Rise above the clouds to heal your relationship
Women who face health issues such as vulvodynia and interstitial cystitis find themselves struggling to live normally while harboring what is often a secret problem. At first, not many of us desire to disclose these health issues, because that would mean talking about something very personal few people have heard of or understand. We may not even choose to talk to our girlfriends about this embarrassing and frustrating problem. As a result, these disorders can feel very isolating. Often, the only person who knows about the issue is a spouse. Relationship difficulties are common as couples face a host of concerns, stresses, and fears around these diagnoses. As a Martha Beck-trained life coach and recovered vulvodynia and IC sufferer myself, I want to address these relationship struggles in a series of columns and provide tips, tools, and help for everyone involved.
Some women worry they’ll never find a man who will understand and be okay with vulvodynia, while others worry their current relationship will end. There a million other worries sandwiched between these two ends of the spectrum, and none of them feel good. For any woman with pelvic pain, worry and anxiety are troublemakers. They create a fight-or-flight response in the body, which increases the heart rate, muscle tension, and the production of certain hormones. None of these side effects help the healing process, and in fact, they primarily prevent the healing process. So learning to release worry and anxiety is of paramount importance for anyone dealing with pelvic pain disorders.
Of course, releasing worry is much easier said than done. As a life coach, I spend most of my time working with clients on negative emotions such as worry, anxiety, fear, doubt, sadness, depression, hopelessness, and panic. The first step to figuring out what to do with these emotions sounds very simple: you must notice you are feeling a negative emotion. It is not nearly as easy as you might think. For example, how many of us have lashed out angrily at a spouse only to realize later he was innocent of all accusations? PMS, anyone?
It is difficult to feel okay in a relationship with another person when you are not okay in your relationship with yourself. Recognizing the emotions you are feeling as you work through ill health and taking responsibility for them is the key to maintaining and creating good relationships. Your spouses or significant other cannot know what you are feeling or thinking. He cannot fix your emotional, physical, or mental state. That is your job, and in fact, your priority.
For example, if your deepest fear is your husband will leave you, you will feel intense worry and anxiety every time you think about this fear. Not realizing you are in this emotional state, you might find yourself snapping at him, feeling irritated with him, crying effusively in his presence, withholding yourself from him, nagging him, and wishing he would just understand, help out more, or change in whatever way you desire. As a result of this, you might spend most of your time with him acting very unpleasantly, creating a feeling of distance between the two of you. He might pull away instinctively to protect his own emotional state, which only feeds your original fear that he will leave. Though this may be the furthest thing from his mind, it is the only thing on yours. By not recognizing your own emotional state and discovering the real issue underneath it, you actually end up moving toward the very thing you fear – the loss of your husband.
If you can identify your feeling and recognize your own anxiety or fear, you are on your way to changing how you react. Knowing you are feeling this way, even if you don’t know why, will help you step back from it and not get caught up in it. You will recognize the irritation inside you when your spouse comes home and says hello. You will see that he simply said hello, and that your irritation comes from your own emotional state. Were you feeling happy, his hello would be perfectly fine and not irritating at all.

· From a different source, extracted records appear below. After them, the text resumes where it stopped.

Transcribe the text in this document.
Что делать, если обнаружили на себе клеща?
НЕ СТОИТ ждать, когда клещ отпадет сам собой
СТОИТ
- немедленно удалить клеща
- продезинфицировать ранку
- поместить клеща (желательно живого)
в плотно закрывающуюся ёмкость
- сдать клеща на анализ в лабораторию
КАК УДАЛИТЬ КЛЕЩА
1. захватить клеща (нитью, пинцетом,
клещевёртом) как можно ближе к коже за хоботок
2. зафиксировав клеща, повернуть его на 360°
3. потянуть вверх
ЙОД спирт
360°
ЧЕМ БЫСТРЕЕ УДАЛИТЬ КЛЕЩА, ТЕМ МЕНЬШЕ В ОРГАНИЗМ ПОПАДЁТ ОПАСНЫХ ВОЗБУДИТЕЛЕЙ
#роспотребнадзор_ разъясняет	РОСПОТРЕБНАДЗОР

This is the first step toward creating harmony within a relationship even during difficult situations. Take responsibility for your own emotions, recognize them, and notice them. Become aware of the multitude of emotions you are feeling right now on a day-to-day basis, and take some time to sit quietly and jot them down. Let yourself sit with these emotions as you write, and describe them to yourself in your notebook. What do they feel like inside you? Do you notice them settling somewhere within your body? Often, this exercise is enough to dispel and release negative emotion, leaving you with enough clarity to see your spouse for who he is. Without your emotion clouding your vision, your relationship will feel much simpler and more straightforward. From this place, you can have calm, clean discussions and connect with each other on a deeper level.